Как оглянусь на прошедшее да подумаю, сколько даром потрачено времени, сколько его пропало в заблуждениях, в ошибках, в праздности, в неуменье жить; как не дорожил я им, сколько раз я грешил против сердца моего и духа, – так кровью обливается сердце мое. Жизнь – дар, жизнь – счастье, каждая минута могла быть веком счастья. Si jeunesse savait![21] Теперь, переменяя жизнь, перерождаюсь в новую форму[22].
Но, впрочем, я начал мой рассказ, неизвестно почему, из средины. Коли уж всё записывать, то надо начинать сначала[23].
Глава 1
Белые ночи
1821–1845
О детстве я могу припомнить одну-две вещи, но как будто во сне[24].
Федор родился в Мариинской больнице для бедных Московского воспитательного дома одной из первых бесплатных клиник в Москве, где его отец служил штабс-лекарем. Михаил Андреевич Достоевский происходил из духовенства, но в 1809 г. покинул Шаргородскую духовную семинарию, дабы изучать медицину. Все силы свои он направил на то, чтобы добиться чего-то для себя и семьи. Закончив службу военным врачом, в 1819 он вступил в брак с Марией Федоровной Нечаевой, дочерью купца. Годом позже родился их первый сын Михаил, а 30 октября 1821 и второй – Федор Михайлович Достоевский.
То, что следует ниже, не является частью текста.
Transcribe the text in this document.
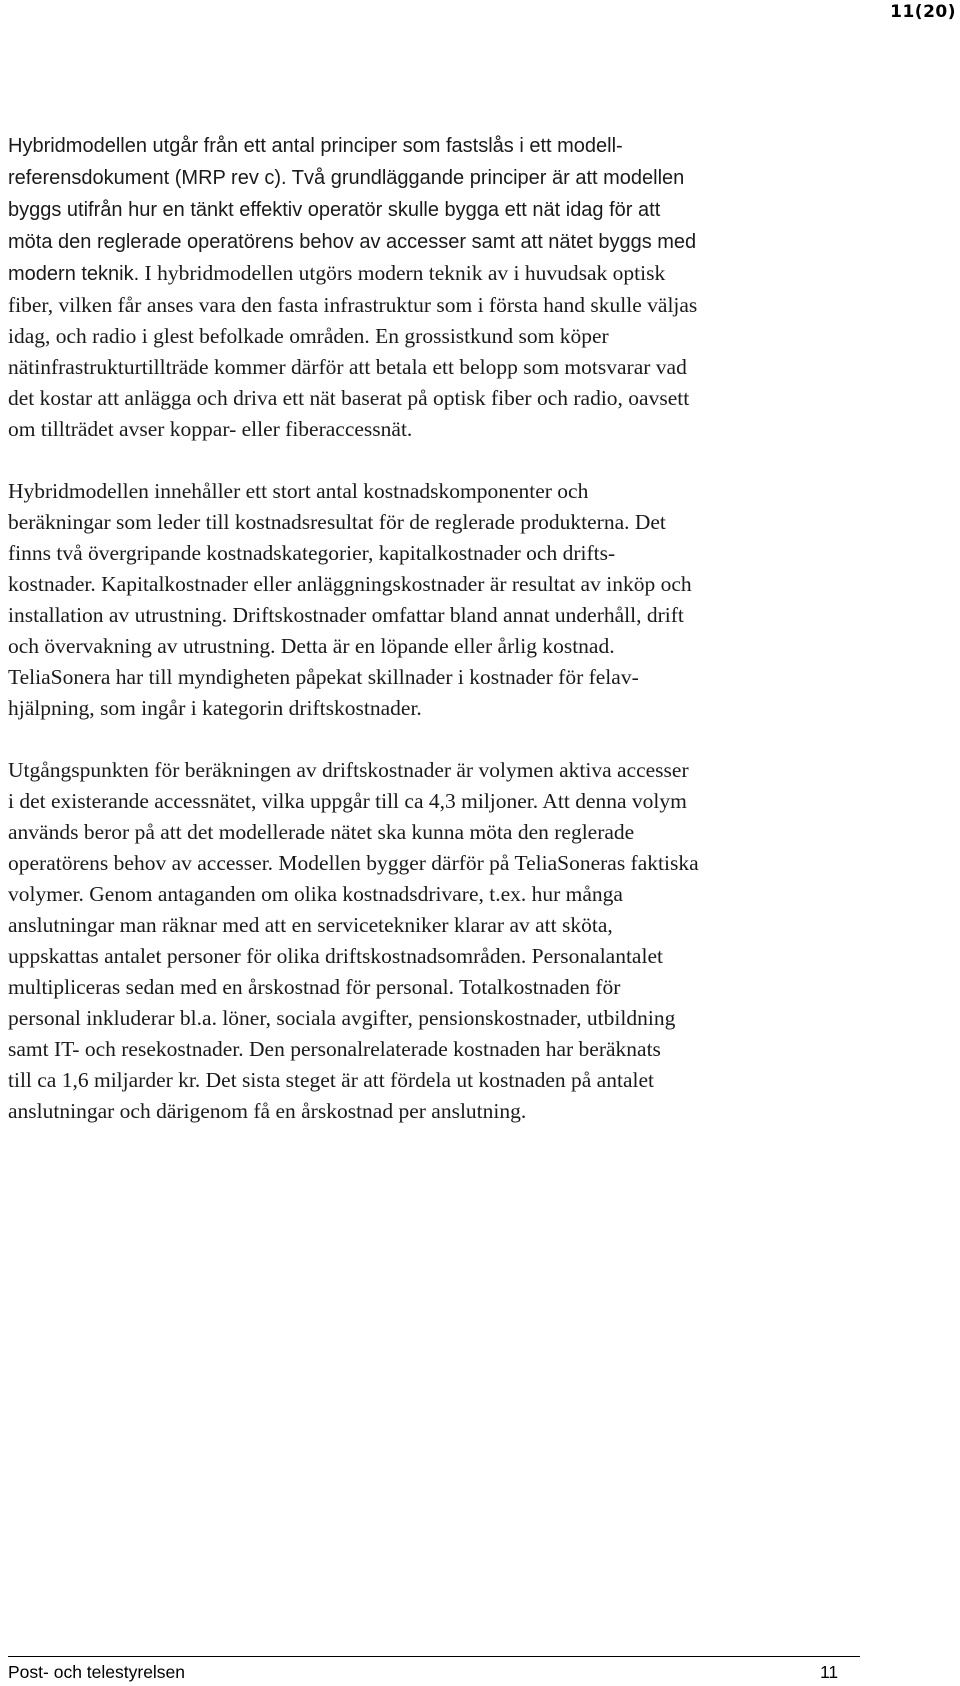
11(20)

Hybridmodellen utgår från ett antal principer som fastslås i ett modell-
referensdokument (MRP rev c). Två grundläggande principer är att modellen
byggs utifrån hur en tänkt effektiv operatör skulle bygga ett nät idag för att
möta den reglerade operatörens behov av accesser samt att nätet byggs med
modern teknik. I hybridmodellen utgörs modern teknik av i huvudsak optisk
fiber, vilken får anses vara den fasta infrastruktur som i första hand skulle väljas
idag, och radio i glest befolkade områden. En grossistkund som köper
nätinfrastrukturtillträde kommer därför att betala ett belopp som motsvarar vad
det kostar att anlägga och driva ett nät baserat på optisk fiber och radio, oavsett
om tillträdet avser koppar- eller fiberaccessnät.

Hybridmodellen innehåller ett stort antal kostnadskomponenter och
beräkningar som leder till kostnadsresultat för de reglerade produkterna. Det
finns två övergripande kostnadskategorier, kapitalkostnader och drifts-
kostnader. Kapitalkostnader eller anläggningskostnader är resultat av inköp och
installation av utrustning. Driftskostnader omfattar bland annat underhåll, drift
och övervakning av utrustning. Detta är en löpande eller årlig kostnad.
TeliaSonera har till myndigheten påpekat skillnader i kostnader för felav-
hjälpning, som ingår i kategorin driftskostnader.

Utgångspunkten för beräkningen av driftskostnader är volymen aktiva accesser
i det existerande accessnätet, vilka uppgår till ca 4,3 miljoner. Att denna volym
används beror på att det modellerade nätet ska kunna möta den reglerade
operatörens behov av accesser. Modellen bygger därför på TeliaSoneras faktiska
volymer. Genom antaganden om olika kostnadsdrivare, t.ex. hur många
anslutningar man räknar med att en servicetekniker klarar av att sköta,
uppskattas antalet personer för olika driftskostnadsområden. Personalantalet
multipliceras sedan med en årskostnad för personal. Totalkostnaden för
personal inkluderar bl.a. löner, sociala avgifter, pensionskostnader, utbildning
samt IT- och resekostnader. Den personalrelaterade kostnaden har beräknats
till ca 1,6 miljarder kr. Det sista steget är att fördela ut kostnaden på antalet
anslutningar och därigenom få en årskostnad per anslutning.

Post- och telestyrelsen	11
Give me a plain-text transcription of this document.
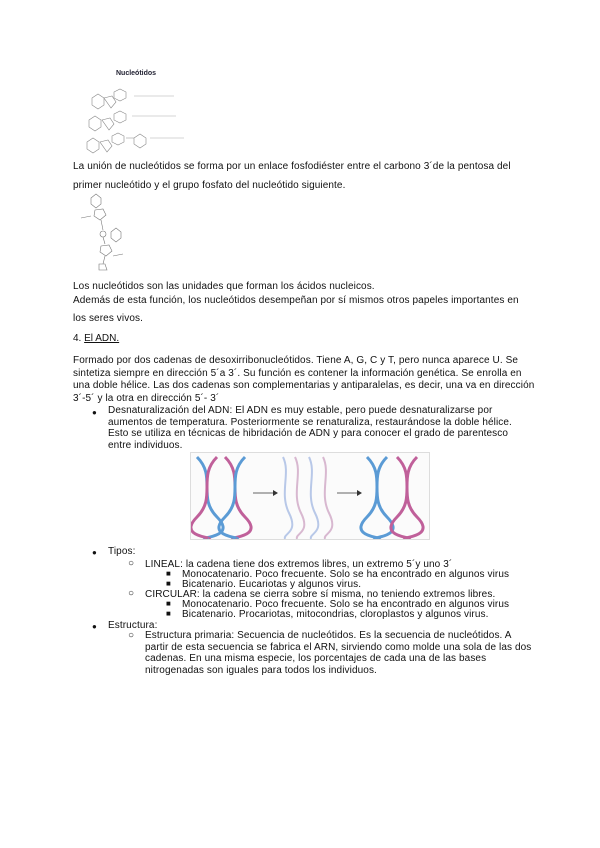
Nucleótidos
La unión de nucleótidos se forma por un enlace fosfodiéster entre el carbono 3´de la pentosa del
primer nucleótido y el grupo fosfato del nucleótido siguiente.
Los nucleótidos son las unidades que forman los ácidos nucleicos.
Además de esta función, los nucleótidos desempeñan por sí mismos otros papeles importantes en
los seres vivos.
4. El ADN.
Formado por dos cadenas de desoxirribonucleótidos. Tiene A, G, C y T, pero nunca aparece U. Se
sintetiza siempre en dirección 5´a 3´. Su función es contener la información genética. Se enrolla en
una doble hélice. Las dos cadenas son complementarias y antiparalelas, es decir, una va en dirección
3´-5´ y la otra en dirección 5´- 3´
● Desnaturalización del ADN: El ADN es muy estable, pero puede desnaturalizarse por
aumentos de temperatura. Posteriormente se renaturaliza, restaurándose la doble hélice.
Esto se utiliza en técnicas de hibridación de ADN y para conocer el grado de parentesco
entre individuos.
● Tipos:
○ LINEAL: la cadena tiene dos extremos libres, un extremo 5´y uno 3´
■ Monocatenario. Poco frecuente. Solo se ha encontrado en algunos virus
■ Bicatenario. Eucariotas y algunos virus.
○ CIRCULAR: la cadena se cierra sobre sí misma, no teniendo extremos libres.
■ Monocatenario. Poco frecuente. Solo se ha encontrado en algunos virus
■ Bicatenario. Procariotas, mitocondrias, cloroplastos y algunos virus.
● Estructura:
○ Estructura primaria: Secuencia de nucleótidos. Es la secuencia de nucleótidos. A
partir de esta secuencia se fabrica el ARN, sirviendo como molde una sola de las dos
cadenas. En una misma especie, los porcentajes de cada una de las bases
nitrogenadas son iguales para todos los individuos.
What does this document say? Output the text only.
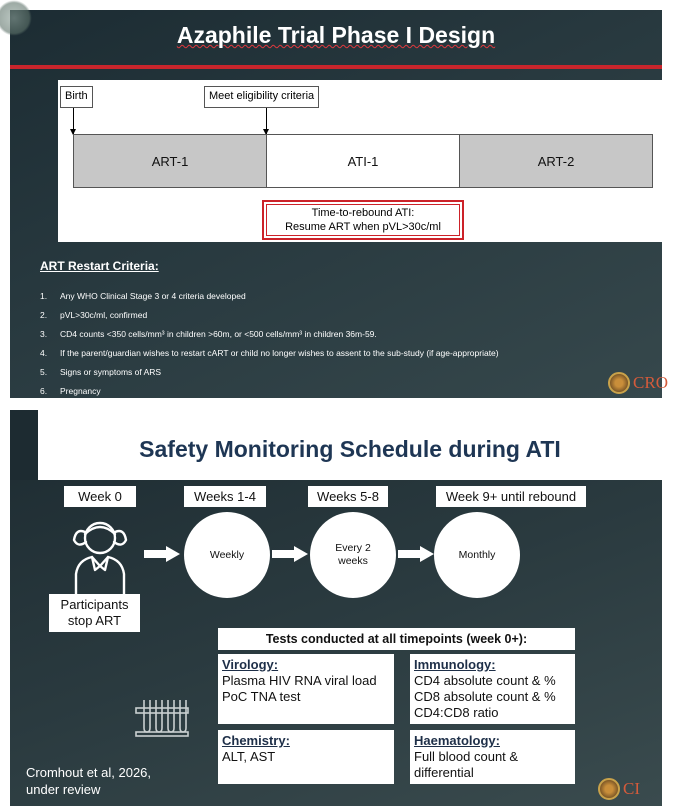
Azaphile Trial Phase I Design
Birth	Meet eligibility criteria
ART-1	ATI-1	ART-2
Time-to-rebound ATI:
Resume ART when pVL>30c/ml
ART Restart Criteria:
1.	Any WHO Clinical Stage 3 or 4 criteria developed
2.	pVL>30c/ml, confirmed
3.	CD4 counts <350 cells/mm³ in children >60m, or <500 cells/mm³ in children 36m-59.
4.	If the parent/guardian wishes to restart cART or child no longer wishes to assent to the sub-study (if age-appropriate)
5.	Signs or symptoms of ARS
6.	Pregnancy	CRO
Safety Monitoring Schedule during ATI
Week 0	Weeks 1-4	Weeks 5-8	Week 9+ until rebound
Participants
stop ART
Weekly
Every 2 weeks
Monthly
Tests conducted at all timepoints (week 0+):
Virology:
Plasma HIV RNA viral load
PoC TNA test
Immunology:
CD4 absolute count & %
CD8 absolute count & %
CD4:CD8 ratio
Chemistry:
ALT, AST
Haematology:
Full blood count &
differential
Cromhout et al, 2026,
under review	CI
Вместе с семью детьми[25] супруги теснились в крошечной квартире на территории больницы: Михаил и Федор в маленьком закутке, сестра Варвара в гостиной на диване, а люльки малышей в качестве традиционного метода предохранения помещались в родительскую спальню.
Юный Федор рос резвым, любознательным ребенком. Он постоянно вступал в разговоры с незнакомцами и рвался исследовать окружающий мир, но неизменно был возвращаем заботливой матерью. Помню еще около дома огромные деревья, липы кажется, потом иногда сильный свет солнца в отворенных окнах, палисадник с цветами, дорожку, а вас, мама, помню ясно, когда меня в тамошней церкви раз причащали и вы приподняли меня принять дары и поцеловать чашу; это летом было, и голубь пролетел насквозь через купол, из окна в окно…[26]
Михаил Андреевич по мере сил откладывал деньги, после работы принимая частных пациентов. Когда Федору исполнилось семь, отец был пожалован орденом Св. Анны за «исключительную службу», что официально ввело Достоевских в число потомственных дворян, хоть и низшего круга. Они наняли прислугу – кучера, лакея, кухарку, горничную и няню Алену Фроловну; та была для женщины довольно высокого роста и притом очень толста, так что живот ее почти висел до колен. Однажды с ней приключился кашель, и она утверждала, что страдает от чахотки; сама мысль о том, что няня способна зачахнуть, казалась Федору невероятно смешной.